Great CVs are well written, error-free, nicely formatted and printed on nice paper. Great. That means fantastic CVs tell you the candidates have good writing and formatting skills. It tells you nothing about their empathy, work ethic, self-management or any number of other skills you need in frontline staff. So, you’re likely to end up hiring someone who’s good at writing CVs, instead of someone right for the role.
This isn’t anything you don’t know: candidates are also your customers. The experience they have with you when they’re applying for a role impacts on their brand perception. And sending in a CV, then probably getting a form reply (if anything), is hardly anyone’s idea of an awesome brand interaction. Why? Because putting together a CV is essentially meaningless. Unless you are recruiting for a CV writer, you’re asking candidates to perform a task that doesn’t have any bearing on the role they’re going for. That’s some super-bad customer experience right there.
By front-ending a soft-skills assessment, you’ll screen out candidates who know they aren’t right for the job, right at the top of the funnel. This means you only have to consider those who will bring the competencies required for the role. For retail that’s a game-changer, especially when you’re scrambling to staff your store in high-demand periods like the lead-up to Christmas. For example, when Uber used Weirdly to recruit, they dropped 110 hours in just the screening process alone (self-five).
You know it. After a while, CVs start to all look the same, especially when recruiting in high volume – you’re seeing sometimes thousands of CVs from people who bring very similar skills and experience, so what do you do?

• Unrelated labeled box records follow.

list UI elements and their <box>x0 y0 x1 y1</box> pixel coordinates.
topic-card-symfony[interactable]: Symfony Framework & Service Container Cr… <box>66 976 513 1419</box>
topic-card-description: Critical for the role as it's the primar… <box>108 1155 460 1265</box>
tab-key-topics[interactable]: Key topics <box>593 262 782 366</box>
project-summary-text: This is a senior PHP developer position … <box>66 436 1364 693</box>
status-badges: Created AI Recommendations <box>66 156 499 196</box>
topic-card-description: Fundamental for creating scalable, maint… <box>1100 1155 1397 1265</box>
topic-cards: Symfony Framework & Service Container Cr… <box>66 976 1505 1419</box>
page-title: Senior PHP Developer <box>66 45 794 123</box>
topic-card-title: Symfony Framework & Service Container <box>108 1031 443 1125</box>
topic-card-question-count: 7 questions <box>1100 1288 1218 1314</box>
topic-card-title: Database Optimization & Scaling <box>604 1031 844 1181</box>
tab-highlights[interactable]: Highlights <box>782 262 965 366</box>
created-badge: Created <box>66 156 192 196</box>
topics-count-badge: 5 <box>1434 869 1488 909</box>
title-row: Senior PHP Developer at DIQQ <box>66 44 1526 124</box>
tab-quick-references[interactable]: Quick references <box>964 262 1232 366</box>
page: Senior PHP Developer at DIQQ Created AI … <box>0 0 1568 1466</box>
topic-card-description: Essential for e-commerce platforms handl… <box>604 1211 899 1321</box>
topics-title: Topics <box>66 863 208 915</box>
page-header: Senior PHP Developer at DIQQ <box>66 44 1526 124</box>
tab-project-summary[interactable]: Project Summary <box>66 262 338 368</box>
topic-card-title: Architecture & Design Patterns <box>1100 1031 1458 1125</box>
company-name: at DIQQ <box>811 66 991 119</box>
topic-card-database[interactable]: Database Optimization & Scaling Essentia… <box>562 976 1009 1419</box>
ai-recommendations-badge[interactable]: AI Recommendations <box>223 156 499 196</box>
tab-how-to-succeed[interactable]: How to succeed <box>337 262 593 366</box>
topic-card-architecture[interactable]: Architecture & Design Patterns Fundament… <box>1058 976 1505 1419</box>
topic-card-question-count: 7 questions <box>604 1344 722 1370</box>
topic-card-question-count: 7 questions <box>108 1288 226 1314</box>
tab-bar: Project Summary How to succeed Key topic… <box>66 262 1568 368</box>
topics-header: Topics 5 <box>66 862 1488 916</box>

You scan for proxies of what success looks like – job titles, universities, past employers, and probably? A bunch of attributes that aren’t relevant at all, with your unconscious bias kicking in.
“(CVs) don’t pinpoint the right qualities… and their dated criteria obscure many talented individuals from even hitting the radar." – Harvard Business Review
Soft-skills assessments help reduce any potential for bias and let you build a long-list based on criteria that could be a predictor for success.
So, basically: free yourselves from the CV. Instead, let some software build you a longlist based on the skills you actually need in a new team member. And it’s not just us plumping for it – actual sciencey studies say the same thing. And in the meantime, you also get from ad to hire way, way faster and end up with people who are right for the role (plus you’re improving that all-important candidate experience along the way.) Smarties at the Harvard Business Review agree:
“Our research suggests… many service companies, including retailers, call centers, and security firms, can reduce costs and make better hires by using short, web-based psychometric tests as the first screening step."